Palaeologus now confessed to Unitarianism, but in Poland he was in an open dispute with representatives of the pacifist direction critical of the state such as Gregor Pauli , Marcin Czechowic and Johann Ludwig von Wolzüge about the legitimacy of violence. In a publication De bello sententia published in 1572 , he distinguished between war of aggression and war of defense, whereby he allowed Christians to participate in the latter. Later moved Palaeologus to Transylvania , became a member of the local Unitarian Church and eventually became rector of the Unitarian College in Cluj (romänisch: Cluj , Hungarian: Kolozsvár ). In Transylvania, Palaeologus supported the Nonadorantists around Franz David . In the election of a new prince in the Duchy of Transylvania after the death of Johann Sigismund , he supported the anti-Trinitarian and pro-imperial candidate Gaspar Bekes against the Catholic Stephan Báthory .

After Beke's failure, he returned to Krakow.
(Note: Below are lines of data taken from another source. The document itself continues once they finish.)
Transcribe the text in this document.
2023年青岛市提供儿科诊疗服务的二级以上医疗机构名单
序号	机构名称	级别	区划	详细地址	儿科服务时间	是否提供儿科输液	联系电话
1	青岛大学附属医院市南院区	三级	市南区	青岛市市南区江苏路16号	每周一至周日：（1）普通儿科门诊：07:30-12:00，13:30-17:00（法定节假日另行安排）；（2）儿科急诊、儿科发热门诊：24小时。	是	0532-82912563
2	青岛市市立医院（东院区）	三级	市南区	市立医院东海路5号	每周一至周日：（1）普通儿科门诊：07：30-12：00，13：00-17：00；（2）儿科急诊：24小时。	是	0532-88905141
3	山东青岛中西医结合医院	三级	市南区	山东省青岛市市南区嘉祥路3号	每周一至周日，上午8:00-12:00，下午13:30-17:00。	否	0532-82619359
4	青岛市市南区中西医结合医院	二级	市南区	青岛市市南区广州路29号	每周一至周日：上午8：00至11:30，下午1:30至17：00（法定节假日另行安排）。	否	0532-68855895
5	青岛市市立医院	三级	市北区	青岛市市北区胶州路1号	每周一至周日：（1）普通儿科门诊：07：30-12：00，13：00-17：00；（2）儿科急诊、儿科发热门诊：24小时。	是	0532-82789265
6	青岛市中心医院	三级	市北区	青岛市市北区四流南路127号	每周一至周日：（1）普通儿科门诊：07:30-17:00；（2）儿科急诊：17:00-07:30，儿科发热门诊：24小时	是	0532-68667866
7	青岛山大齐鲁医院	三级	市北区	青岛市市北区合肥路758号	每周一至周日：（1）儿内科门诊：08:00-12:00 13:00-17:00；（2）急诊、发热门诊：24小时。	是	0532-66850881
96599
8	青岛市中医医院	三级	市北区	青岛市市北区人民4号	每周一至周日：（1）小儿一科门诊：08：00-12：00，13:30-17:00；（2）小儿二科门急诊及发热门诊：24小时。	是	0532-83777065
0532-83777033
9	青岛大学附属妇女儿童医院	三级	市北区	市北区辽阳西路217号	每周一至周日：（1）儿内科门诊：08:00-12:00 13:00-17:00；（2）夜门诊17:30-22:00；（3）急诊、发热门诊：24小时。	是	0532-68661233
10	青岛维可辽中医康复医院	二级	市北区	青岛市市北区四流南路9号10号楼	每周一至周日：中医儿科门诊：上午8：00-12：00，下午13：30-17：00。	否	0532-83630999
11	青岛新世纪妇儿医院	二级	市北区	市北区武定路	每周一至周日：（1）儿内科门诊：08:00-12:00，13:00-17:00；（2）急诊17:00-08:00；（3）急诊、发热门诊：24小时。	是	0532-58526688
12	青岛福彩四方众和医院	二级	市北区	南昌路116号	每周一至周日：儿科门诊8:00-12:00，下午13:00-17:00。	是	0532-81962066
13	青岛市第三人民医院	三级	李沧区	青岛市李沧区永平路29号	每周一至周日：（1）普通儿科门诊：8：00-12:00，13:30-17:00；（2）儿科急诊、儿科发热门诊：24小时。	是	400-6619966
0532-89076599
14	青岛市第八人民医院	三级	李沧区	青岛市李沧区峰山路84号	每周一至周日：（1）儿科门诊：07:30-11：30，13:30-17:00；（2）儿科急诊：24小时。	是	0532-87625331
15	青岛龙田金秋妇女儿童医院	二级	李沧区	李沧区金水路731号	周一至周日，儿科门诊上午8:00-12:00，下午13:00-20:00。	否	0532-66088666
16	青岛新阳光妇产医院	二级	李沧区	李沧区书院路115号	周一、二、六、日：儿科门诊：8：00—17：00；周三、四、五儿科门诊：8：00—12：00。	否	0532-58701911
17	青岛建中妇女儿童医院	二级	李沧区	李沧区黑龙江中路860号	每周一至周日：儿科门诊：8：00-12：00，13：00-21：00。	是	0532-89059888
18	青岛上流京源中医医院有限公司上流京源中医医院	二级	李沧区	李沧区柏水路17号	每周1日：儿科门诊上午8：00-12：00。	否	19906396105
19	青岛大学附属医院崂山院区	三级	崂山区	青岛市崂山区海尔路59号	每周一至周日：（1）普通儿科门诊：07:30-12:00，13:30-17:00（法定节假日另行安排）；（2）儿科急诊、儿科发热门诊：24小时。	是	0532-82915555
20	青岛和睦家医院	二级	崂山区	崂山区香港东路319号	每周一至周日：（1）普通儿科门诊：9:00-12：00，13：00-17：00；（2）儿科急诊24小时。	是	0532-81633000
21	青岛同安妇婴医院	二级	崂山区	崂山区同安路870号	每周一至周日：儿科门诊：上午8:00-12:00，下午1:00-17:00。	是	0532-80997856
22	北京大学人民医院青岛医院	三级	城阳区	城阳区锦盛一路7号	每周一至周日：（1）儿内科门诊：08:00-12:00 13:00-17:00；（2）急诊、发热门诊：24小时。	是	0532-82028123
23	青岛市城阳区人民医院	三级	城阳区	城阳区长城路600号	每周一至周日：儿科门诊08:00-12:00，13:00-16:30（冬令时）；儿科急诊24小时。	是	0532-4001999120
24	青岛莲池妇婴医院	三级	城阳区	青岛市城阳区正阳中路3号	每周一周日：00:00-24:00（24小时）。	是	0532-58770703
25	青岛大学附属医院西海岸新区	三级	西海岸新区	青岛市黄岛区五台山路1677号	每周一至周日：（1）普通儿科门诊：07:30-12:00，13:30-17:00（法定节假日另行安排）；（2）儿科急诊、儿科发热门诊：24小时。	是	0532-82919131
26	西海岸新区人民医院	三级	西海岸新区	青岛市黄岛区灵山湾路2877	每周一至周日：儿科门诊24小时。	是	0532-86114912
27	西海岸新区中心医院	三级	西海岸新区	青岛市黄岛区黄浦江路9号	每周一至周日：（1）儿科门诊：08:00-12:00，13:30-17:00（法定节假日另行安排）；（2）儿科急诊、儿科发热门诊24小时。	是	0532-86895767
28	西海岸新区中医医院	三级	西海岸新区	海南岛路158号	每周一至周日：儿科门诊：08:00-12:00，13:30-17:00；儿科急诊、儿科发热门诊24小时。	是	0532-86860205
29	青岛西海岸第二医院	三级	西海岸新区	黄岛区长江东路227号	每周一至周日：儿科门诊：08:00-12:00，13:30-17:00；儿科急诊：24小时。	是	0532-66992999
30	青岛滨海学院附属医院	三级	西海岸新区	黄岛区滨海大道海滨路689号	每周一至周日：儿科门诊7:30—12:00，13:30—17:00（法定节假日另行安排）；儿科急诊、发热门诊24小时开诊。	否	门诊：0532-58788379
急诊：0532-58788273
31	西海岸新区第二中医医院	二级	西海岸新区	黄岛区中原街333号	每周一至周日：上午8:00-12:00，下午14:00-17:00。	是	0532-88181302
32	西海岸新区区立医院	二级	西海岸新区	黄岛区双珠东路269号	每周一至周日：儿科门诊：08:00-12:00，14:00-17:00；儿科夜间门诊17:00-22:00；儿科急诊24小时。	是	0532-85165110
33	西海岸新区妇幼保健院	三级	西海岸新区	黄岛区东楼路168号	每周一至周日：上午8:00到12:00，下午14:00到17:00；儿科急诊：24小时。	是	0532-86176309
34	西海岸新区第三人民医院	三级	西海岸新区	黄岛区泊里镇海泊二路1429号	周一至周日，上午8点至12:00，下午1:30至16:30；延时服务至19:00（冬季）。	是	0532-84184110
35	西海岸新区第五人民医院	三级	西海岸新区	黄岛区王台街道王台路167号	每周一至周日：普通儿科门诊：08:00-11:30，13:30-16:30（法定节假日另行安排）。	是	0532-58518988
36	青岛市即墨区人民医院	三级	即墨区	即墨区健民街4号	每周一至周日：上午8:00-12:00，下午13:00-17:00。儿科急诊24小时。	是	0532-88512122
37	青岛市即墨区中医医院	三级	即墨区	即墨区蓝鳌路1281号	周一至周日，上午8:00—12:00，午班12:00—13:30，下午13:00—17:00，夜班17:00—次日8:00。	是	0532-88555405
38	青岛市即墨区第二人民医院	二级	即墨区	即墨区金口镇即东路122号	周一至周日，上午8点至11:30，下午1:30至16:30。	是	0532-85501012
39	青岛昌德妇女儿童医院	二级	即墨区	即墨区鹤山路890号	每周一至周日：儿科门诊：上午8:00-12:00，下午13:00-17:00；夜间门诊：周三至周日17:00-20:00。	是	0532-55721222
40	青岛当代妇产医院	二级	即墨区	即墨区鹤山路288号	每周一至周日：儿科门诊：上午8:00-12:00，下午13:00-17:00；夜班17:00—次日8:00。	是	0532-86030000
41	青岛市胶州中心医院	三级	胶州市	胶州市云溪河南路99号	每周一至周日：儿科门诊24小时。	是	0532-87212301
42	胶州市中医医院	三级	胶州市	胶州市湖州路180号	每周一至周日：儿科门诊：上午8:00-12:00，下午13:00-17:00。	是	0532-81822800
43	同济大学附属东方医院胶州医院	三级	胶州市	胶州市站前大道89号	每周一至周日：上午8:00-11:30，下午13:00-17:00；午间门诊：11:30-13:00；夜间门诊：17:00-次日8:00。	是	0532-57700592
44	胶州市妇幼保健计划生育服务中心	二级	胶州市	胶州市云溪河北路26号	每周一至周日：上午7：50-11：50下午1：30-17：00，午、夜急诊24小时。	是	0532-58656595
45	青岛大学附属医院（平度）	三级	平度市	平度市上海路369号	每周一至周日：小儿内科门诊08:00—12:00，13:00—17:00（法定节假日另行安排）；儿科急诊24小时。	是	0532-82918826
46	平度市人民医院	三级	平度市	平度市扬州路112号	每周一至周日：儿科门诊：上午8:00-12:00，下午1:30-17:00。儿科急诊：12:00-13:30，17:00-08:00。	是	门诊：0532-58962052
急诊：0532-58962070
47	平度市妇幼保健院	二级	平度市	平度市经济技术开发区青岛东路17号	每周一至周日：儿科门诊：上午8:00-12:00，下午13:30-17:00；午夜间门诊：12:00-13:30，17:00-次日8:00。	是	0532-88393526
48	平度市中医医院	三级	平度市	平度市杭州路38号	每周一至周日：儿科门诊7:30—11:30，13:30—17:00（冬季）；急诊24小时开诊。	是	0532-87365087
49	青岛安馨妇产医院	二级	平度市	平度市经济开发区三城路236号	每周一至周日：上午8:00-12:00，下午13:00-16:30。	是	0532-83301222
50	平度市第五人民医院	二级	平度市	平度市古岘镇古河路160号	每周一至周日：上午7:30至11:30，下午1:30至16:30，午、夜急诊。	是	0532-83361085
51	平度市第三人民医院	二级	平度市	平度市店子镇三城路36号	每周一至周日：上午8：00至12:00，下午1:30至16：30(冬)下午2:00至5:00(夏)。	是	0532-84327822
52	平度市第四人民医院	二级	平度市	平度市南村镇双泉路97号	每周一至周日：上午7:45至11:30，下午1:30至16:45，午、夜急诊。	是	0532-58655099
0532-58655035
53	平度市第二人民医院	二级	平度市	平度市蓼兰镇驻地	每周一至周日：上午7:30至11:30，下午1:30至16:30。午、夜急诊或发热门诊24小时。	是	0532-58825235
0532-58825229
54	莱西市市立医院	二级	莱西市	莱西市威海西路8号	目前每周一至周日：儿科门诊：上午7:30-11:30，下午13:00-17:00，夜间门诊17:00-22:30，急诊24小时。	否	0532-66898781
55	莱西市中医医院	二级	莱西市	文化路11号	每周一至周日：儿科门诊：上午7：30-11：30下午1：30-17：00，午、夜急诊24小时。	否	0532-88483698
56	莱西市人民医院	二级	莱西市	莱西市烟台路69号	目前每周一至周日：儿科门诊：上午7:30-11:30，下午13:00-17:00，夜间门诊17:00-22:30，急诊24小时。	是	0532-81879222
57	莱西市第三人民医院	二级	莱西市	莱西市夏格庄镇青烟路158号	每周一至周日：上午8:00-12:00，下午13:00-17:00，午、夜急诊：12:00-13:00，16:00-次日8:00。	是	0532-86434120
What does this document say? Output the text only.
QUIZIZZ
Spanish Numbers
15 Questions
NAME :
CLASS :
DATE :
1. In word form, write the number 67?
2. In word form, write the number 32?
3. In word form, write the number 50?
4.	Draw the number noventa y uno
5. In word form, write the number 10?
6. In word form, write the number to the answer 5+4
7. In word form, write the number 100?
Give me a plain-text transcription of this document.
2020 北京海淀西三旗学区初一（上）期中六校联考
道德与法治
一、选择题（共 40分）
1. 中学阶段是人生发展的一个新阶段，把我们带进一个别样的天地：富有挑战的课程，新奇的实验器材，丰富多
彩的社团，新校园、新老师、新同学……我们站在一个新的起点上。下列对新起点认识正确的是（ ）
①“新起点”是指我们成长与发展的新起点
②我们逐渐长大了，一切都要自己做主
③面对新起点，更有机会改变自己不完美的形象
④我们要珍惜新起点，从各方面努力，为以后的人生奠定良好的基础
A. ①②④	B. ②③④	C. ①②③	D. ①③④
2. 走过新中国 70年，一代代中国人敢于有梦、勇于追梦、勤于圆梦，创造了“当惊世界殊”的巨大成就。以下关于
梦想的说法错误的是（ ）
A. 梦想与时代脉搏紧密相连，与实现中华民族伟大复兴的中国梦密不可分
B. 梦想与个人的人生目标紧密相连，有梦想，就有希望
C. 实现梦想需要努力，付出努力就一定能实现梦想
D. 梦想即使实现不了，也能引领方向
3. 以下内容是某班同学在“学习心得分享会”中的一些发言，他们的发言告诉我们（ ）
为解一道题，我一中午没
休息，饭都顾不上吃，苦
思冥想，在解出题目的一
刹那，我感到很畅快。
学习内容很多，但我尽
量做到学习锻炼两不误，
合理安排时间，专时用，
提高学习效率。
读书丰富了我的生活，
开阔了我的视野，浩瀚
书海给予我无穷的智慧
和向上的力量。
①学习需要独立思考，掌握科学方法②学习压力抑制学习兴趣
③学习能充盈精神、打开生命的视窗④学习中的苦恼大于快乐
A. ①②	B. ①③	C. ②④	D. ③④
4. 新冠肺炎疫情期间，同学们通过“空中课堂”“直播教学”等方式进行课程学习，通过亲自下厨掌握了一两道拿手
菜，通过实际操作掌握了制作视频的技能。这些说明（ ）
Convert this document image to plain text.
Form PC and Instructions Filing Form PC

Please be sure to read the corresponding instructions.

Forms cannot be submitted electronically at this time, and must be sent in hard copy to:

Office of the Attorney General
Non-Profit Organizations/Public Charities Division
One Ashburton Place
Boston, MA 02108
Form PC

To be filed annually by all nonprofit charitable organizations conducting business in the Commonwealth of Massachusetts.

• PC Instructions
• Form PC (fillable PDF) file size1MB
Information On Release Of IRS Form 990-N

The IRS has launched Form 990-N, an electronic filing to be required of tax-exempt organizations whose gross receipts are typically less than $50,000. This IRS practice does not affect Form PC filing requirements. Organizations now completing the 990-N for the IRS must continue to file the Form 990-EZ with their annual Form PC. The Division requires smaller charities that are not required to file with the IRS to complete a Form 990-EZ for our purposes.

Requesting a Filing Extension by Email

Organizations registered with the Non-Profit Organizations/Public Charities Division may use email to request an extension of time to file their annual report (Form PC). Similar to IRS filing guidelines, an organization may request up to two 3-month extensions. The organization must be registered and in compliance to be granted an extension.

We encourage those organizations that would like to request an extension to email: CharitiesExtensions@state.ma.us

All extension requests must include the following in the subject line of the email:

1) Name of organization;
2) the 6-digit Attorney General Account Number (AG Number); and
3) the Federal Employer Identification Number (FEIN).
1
But after Stephan Báthory finally became the new Polish king in 1576, Palaeologus moved to Moravia , where he was arrested by the Bishop of Olomouc in December 1581 in the village of Loučka near Zlin . From there he was transported to Rome via Vienna. In February 1582 he was to be burned at the stake. Shortly before, however, he swore from his radical reformist views, so that he was initially spared. However, since he also every collaboration with Pope Gregory XIII. refused, he was finally beheaded on May 25, 1585 in the courtyard of the Torre di Nona prison in Rome. His body was then burned at the stake on Campo de 'Fiori and his ashes thrown into the Tiber .

Theologically, Palaeologus argued against the dogma of the Trinity, predestination and the pre-existence of Christ . In his work De baptismo liberorum he also spoke out against infant baptism .

literature

Individual evidence

  1. ^ Stefan Fleischman: Szymon Budny. A theological portrait of the Polish-Belarusian humanist and Unitarian (approx. 1530–1593) (= building blocks for Slavic philology and cultural history. Series A: Slavic research. NF vol. 53). Böhlau, Vienna et al. 2006, ISBN 3-412-04306-0 , p. 45, (also: Würzburg, Universität, dissertation, 2004).